While an ADHD diagnosis was an astute first step on the part of my doctor (or, let’s be real, young me who brought it up), it turned out that the drugs I would be prescribed were useless without accompanying strategies and tools for assessing my workload, my time and, most of all, my own happiness and its value. The medications that were thrown at me as a crutch without context, by a physician who really liked writing scripts, weren’t enough at the time to help me make sense of my brain or repair my self-esteem. I’d had the sadly typical experience of a girl growing up with a misunderstood disorder. It sucked, a lot.

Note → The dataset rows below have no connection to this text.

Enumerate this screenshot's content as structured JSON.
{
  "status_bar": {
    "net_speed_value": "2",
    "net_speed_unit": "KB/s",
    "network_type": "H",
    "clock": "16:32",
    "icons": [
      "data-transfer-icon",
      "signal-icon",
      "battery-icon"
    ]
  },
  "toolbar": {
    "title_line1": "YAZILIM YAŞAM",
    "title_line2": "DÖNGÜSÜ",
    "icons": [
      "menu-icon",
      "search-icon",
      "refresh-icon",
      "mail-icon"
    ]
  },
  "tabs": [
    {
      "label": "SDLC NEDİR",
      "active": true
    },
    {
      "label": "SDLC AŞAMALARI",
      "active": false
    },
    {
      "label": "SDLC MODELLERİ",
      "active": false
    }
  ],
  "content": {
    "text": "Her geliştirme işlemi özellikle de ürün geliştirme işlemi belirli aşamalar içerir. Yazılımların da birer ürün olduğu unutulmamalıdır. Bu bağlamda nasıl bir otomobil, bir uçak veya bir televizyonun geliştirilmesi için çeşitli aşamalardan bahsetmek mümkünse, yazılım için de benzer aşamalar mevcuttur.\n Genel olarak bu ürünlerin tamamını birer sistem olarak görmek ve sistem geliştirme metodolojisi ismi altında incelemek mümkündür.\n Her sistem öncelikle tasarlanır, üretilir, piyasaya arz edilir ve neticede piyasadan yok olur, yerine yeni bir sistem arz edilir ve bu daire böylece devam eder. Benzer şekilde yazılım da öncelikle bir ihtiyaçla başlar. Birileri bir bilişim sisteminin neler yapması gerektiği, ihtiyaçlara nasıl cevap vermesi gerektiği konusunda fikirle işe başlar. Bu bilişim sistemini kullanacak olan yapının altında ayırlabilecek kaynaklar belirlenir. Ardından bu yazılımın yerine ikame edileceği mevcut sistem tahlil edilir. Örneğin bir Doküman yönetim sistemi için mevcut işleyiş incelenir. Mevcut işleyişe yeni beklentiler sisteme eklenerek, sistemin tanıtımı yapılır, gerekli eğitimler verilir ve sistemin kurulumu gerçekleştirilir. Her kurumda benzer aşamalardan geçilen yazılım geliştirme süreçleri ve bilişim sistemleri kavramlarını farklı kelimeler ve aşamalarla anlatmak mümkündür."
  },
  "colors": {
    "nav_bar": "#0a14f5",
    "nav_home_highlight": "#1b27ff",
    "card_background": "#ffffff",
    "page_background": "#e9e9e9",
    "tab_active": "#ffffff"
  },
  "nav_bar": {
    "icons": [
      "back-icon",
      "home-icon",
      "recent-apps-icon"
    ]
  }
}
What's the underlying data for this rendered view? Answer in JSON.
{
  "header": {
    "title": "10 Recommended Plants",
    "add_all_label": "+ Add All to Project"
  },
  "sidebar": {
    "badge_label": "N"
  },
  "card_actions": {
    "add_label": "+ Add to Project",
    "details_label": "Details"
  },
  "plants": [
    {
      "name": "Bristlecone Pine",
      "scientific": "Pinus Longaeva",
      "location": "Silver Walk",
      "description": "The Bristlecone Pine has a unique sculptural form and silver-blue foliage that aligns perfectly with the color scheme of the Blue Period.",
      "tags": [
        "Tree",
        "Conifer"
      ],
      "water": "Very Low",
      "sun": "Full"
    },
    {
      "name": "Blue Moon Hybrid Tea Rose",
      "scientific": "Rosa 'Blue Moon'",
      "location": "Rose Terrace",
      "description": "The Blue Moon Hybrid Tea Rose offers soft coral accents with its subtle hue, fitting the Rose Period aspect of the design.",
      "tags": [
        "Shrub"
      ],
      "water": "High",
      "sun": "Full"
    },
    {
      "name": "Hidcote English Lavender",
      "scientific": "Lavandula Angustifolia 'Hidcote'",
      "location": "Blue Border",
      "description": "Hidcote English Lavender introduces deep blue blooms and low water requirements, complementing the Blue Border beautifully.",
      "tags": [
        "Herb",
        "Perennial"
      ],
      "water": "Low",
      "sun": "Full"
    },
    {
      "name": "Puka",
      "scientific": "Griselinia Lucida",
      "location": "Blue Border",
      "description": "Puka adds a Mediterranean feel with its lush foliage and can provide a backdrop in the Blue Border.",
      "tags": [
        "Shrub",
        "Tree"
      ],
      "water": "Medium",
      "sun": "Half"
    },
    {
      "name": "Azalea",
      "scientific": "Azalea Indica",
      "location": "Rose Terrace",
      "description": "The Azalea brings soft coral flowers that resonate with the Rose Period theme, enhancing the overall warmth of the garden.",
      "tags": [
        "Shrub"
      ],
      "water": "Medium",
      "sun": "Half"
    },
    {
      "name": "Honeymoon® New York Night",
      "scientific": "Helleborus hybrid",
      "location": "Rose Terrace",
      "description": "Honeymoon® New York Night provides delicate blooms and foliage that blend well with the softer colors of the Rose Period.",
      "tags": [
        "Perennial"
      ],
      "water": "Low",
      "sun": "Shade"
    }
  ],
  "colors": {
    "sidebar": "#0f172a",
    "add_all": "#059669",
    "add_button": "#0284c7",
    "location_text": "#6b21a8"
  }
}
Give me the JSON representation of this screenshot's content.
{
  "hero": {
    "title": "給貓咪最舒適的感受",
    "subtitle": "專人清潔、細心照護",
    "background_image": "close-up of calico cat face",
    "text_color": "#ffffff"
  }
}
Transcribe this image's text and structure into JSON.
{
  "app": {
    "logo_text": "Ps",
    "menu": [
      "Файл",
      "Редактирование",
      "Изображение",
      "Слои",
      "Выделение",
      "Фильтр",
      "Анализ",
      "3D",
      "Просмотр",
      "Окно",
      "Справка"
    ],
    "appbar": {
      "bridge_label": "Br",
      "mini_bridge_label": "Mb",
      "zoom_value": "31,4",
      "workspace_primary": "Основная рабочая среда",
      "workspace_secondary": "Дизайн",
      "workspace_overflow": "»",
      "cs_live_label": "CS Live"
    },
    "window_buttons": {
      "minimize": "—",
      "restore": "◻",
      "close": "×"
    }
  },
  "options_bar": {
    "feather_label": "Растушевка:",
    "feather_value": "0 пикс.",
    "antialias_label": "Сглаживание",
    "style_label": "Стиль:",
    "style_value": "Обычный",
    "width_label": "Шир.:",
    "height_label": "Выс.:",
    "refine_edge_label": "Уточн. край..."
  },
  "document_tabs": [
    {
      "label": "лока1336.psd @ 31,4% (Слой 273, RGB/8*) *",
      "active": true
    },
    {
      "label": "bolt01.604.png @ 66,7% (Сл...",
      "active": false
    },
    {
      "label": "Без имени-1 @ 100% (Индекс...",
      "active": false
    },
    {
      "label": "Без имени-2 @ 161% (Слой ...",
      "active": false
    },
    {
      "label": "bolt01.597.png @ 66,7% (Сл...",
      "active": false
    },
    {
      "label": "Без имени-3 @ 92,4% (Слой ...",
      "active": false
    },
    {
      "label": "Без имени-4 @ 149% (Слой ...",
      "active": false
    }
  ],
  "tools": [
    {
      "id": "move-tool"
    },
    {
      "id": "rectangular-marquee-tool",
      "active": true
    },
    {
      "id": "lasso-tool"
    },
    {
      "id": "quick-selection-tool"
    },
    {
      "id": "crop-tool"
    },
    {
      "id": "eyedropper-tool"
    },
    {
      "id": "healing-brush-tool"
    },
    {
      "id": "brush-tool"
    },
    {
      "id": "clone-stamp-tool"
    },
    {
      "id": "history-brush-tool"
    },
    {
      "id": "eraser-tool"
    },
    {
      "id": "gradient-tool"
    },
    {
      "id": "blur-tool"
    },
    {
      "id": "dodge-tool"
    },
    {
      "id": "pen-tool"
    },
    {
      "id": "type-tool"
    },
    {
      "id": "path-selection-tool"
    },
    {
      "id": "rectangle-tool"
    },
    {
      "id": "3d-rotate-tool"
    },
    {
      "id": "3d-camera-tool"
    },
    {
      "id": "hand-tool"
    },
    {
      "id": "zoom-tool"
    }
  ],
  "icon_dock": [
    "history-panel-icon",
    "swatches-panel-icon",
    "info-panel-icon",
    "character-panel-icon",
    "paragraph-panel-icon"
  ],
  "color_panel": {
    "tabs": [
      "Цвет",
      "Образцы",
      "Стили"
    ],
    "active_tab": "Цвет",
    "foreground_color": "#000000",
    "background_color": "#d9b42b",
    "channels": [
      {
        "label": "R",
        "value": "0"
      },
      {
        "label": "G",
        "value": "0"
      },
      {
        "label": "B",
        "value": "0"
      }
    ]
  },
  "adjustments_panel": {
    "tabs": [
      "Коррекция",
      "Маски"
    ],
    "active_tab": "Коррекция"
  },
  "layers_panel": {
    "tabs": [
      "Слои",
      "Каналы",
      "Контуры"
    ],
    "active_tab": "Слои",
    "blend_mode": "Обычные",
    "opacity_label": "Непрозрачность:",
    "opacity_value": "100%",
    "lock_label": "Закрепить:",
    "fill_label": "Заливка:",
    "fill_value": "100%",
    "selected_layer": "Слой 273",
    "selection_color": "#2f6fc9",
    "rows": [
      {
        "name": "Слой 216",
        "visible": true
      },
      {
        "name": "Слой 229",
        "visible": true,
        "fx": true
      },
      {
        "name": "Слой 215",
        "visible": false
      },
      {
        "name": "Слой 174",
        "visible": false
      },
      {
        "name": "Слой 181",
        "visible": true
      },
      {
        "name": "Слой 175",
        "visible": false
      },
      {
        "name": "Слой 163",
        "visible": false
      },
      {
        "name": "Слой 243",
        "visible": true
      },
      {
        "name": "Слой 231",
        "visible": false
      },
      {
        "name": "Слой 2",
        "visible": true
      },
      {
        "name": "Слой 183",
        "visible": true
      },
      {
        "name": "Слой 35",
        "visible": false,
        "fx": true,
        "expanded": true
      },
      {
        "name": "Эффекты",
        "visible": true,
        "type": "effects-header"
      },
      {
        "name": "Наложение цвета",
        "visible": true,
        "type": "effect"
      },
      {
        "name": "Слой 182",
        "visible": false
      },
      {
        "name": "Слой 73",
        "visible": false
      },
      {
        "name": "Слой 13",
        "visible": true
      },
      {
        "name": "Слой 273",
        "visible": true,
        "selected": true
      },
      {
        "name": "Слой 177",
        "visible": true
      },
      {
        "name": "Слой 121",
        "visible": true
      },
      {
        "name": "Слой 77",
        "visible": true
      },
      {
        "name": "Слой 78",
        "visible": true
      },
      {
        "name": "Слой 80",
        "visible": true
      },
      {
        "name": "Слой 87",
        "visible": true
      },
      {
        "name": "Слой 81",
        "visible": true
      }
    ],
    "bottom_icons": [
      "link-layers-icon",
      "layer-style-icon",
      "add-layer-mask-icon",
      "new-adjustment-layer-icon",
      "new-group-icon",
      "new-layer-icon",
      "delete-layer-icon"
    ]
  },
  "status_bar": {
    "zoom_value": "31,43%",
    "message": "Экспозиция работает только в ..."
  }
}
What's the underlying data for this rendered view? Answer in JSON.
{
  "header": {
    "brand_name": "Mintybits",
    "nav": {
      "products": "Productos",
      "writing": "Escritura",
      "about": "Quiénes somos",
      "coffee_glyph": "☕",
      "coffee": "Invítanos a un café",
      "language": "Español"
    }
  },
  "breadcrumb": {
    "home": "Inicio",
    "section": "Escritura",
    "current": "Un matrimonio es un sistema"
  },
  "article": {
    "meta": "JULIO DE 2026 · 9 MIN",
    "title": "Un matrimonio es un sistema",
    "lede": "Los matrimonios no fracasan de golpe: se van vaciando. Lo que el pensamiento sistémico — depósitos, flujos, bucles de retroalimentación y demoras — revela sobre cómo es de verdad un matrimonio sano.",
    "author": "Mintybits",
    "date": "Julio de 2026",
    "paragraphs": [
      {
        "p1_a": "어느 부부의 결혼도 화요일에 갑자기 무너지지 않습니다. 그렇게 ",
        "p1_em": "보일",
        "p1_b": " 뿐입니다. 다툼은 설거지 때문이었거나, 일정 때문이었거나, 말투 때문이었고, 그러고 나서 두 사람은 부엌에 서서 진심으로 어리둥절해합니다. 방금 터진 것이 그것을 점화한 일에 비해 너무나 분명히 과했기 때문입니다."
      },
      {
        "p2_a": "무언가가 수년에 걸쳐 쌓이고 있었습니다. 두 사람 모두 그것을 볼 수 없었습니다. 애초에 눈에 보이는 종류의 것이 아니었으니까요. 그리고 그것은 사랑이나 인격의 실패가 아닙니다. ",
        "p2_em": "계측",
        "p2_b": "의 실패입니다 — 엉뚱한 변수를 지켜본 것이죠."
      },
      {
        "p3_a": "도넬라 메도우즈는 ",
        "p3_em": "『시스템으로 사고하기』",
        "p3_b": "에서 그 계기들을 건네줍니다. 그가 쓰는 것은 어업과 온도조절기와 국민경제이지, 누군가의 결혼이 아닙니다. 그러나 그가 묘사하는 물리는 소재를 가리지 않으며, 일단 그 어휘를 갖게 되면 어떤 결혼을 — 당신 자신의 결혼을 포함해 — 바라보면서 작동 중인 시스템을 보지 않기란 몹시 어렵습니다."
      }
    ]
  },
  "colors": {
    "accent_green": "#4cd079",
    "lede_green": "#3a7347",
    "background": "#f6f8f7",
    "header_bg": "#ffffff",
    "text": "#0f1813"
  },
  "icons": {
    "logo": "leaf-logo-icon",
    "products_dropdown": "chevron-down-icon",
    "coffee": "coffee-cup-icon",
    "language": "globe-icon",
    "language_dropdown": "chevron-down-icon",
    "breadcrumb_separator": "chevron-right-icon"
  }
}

Learning to recognize my limits, accept them, and thrive has come over a course of years (and a lot of therapy). I continue to work hard to internalize the reality that my emotional and physical well-being merit the time for self-care and moments of non-productivity. I still sometimes take on more than I should just to prove that I can, but I also cut myself slack and give myself permission to say no. Weirdly, in doing so, I seem to get more things done, and better.

But that’s not the point.

For women who experience distractible brains, our heaviest lifting involves unlearning ideas that link a person’s value to their performance. We are not machines, and there’s nothing empowering about pretending to be. Our worth, our capability, is so much more.